The AskPhilosophers logo.

Ethics
Sex

Is kissing a person on the lips other than one's spouse cheating? What about not on the lips? Does location really matter when it comes to kissing? I don't think it does, and even when it comes to major slip ups as much as penetrative sex, I don't think that's cheating either because promises are but a CONDITIONED vow of not doing any of those things. Because promises between a couple are usually not very precise unless lawyers are involved, I think the greater subject of importance is whether the other person FEELS betrayed and whether there are romantic feelings beyond sexual ones. A condition/promise, I think, even in marriage, is, "I love you so long as you fulfill and do such and such...conditions according to MY needs of such and such." So in other words, because you slept with another person, that does not mean you do not love me, but it does mean you do not love me "to the best of your ability" and so "I would like to change that fact." Do philosophers care for human feelings?
Accepted:
October 30, 2014

Comments

Charles Taliaferro
October 31, 2014 (changed October 31, 2014) Permalink

In answer to your first question ("Is kissing a person on the lips other than one's spouse cheating?"), the very idea of "cheating" (conceptually) involves breaking a rule or agreement or promise, and so kissing someone other than one's spouse on the lips would be cheating if you had an agreement (explicit or implicit) that one would only kiss one's spouse on the lips, just as you would be cheating if you cried or laughed or sung a particular song with another person if you had promised only to do so with one's partner / spouse.

Before moving to your suggestion about promises, a brief note: I am a little curious about the example you give of kissing as there are many cultures (I have no idea how many) when kissing another person (who is not one's spouse) on the lips is not at all unusual or thought to be even remotely sexual (and thus a domain in which sexual fidelity would not be an issue). Actually, in the first two centuries of Christianity in Europe, unmarried men and women would regularly kiss on the lips during religious services in what was called "the exchange of the peace" though apparently this practice eventually needed some regulation for by the third century you can find precepts that the kissing should not involve open mouths and nor should the kissing be repeated multiple times during the same service! Thinking about this a bit more....I believe that (in general) it is quite common in many cultures for adults to kiss their children and other relatives and good friends on the lips without there being any implications about sexuality and thus not a matter of sexual fidelity.

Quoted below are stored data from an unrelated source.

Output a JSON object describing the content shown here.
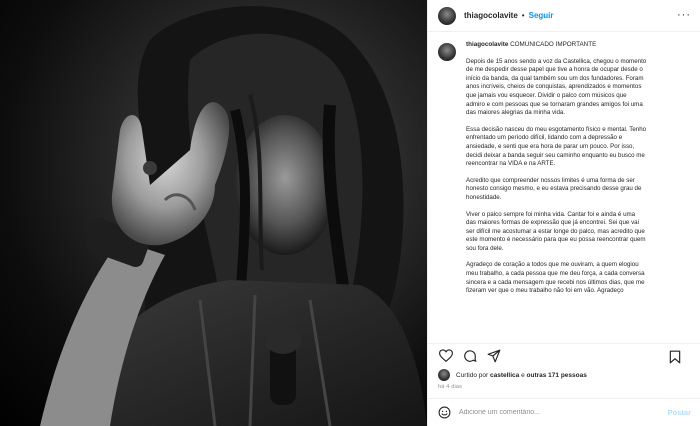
{
  "header": {
    "username": "thiagocolavite",
    "separator": "•",
    "follow_label": "Seguir",
    "more_label": "···"
  },
  "caption": {
    "username": "thiagocolavite",
    "title": "COMUNICADO IMPORTANTE",
    "paragraphs": [
      [
        "Depois de 15 anos sendo a voz da Castellica, chegou o momento",
        "de me despedir desse papel que tive a honra de ocupar desde o",
        "início da banda, da qual também sou um dos fundadores. Foram",
        "anos incríveis, cheios de conquistas, aprendizados e momentos",
        "que jamais vou esquecer. Dividir o palco com músicos que",
        "admiro e com pessoas que se tornaram grandes amigos foi uma",
        "das maiores alegrias da minha vida."
      ],
      [
        "Essa decisão nasceu do meu esgotamento físico e mental. Tenho",
        "enfrentado um período difícil, lidando com a depressão e",
        "ansiedade, e senti que era hora de parar um pouco. Por isso,",
        "decidi deixar a banda seguir seu caminho enquanto eu busco me",
        "reencontrar na VIDA e na ARTE."
      ],
      [
        "Acredito que compreender nossos limites é uma forma de ser",
        "honesto consigo mesmo, e eu estava precisando desse grau de",
        "honestidade."
      ],
      [
        "Viver o palco sempre foi minha vida. Cantar foi e ainda é uma",
        "das maiores formas de expressão que já encontrei. Sei que vai",
        "ser difícil me acostumar a estar longe do palco, mas acredito que",
        "este momento é necessário para que eu possa reencontrar quem",
        "sou fora dele."
      ],
      [
        "Agradeço de coração a todos que me ouviram, a quem elogiou",
        "meu trabalho, a cada pessoa que me deu força, a cada conversa",
        "sincera e a cada mensagem que recebi nos últimos dias, que me",
        "fizeram ver que o meu trabalho não foi em vão. Agradeço"
      ]
    ]
  },
  "likes": {
    "prefix": "Curtido por",
    "first_user": "castellica",
    "connector": "e",
    "others": "outras 171 pessoas"
  },
  "timestamp": "há 4 dias",
  "comment": {
    "placeholder": "Adicione um comentário...",
    "post_label": "Postar"
  },
  "icons": {
    "like": "heart-icon",
    "comment": "comment-icon",
    "share": "share-icon",
    "save": "bookmark-icon",
    "emoji": "emoji-icon"
  },
  "colors": {
    "follow": "#0095f6",
    "post_disabled": "#b2dffc",
    "muted": "#8e8e8e"
  }
}
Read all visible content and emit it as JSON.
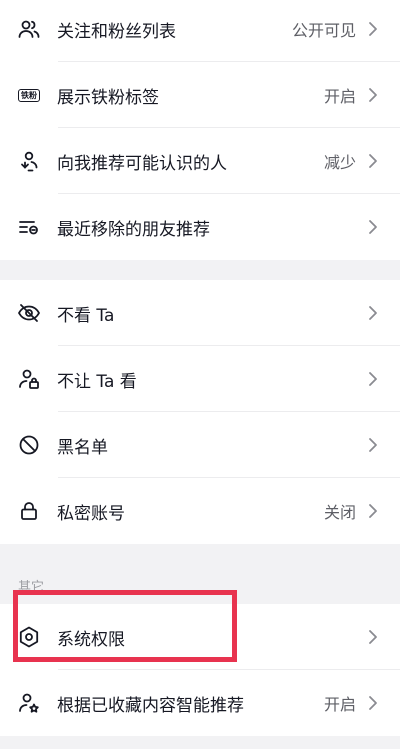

Over to your suggestion about vows..... Your example of a vow or promise is: "I love you so long as you fulfill and do such and such...conditions according to MY needs of such and such..." As I acknowledged at the outset, these are private matters and there is no official philosophical policing of vows.... Still, I suggest three things are worth considering (and these might be more of a reflection of my personal dispositions rather than reflecting "objective values"): first, in entering a committed relationship though the testimony of "I love you" I suggest there is a kind of self-offeirng. Your are giving yourself, and your needs... over to the other, and he / she is giving him or herself over to you. So the promise is not, first and foremost, about "MY" needs as "OUR LIFE" together. Second, while it seems natural and expected that a marriage or relationship commitment would be conditioned on "the other" (it would hard for me to stay married to my spouse if she chose to divorce me and marry a lesbian), but loving each other is another matter. I hope my promise to love my spouse is unconditional even if she ceases to be my spouse and expressing my love for her becomes something entirely different than it is now. Third, over to promises and kissing...... If we set aside the many conditions in which kissing a non-spouse on the lips is permissible and expected in many circumstances .... let's let the focus be on the following:in a relationship in which one has promised to be faithful sexually with one partner, but the promise has been a bit vague (for example, there is no fine print on whether it is unfaithful to hold hands with a person who might be a potential love-interest outside the primary relationship). Under those conditions, I suggest a faithful partner would err on the side of being extra careful that one's actions with others do not send the message of (or actually express) desiring "to cheat." Intimate trust is such an achievement that can take years to develop... why risk it by doing acts that might well be interpreted by one's partner as sending the message that one more committed to having one's own needs met even if this means severing a committed relationship rather than seeking to have your and her needs met in the relationship you both entered through the door of promising to love one another?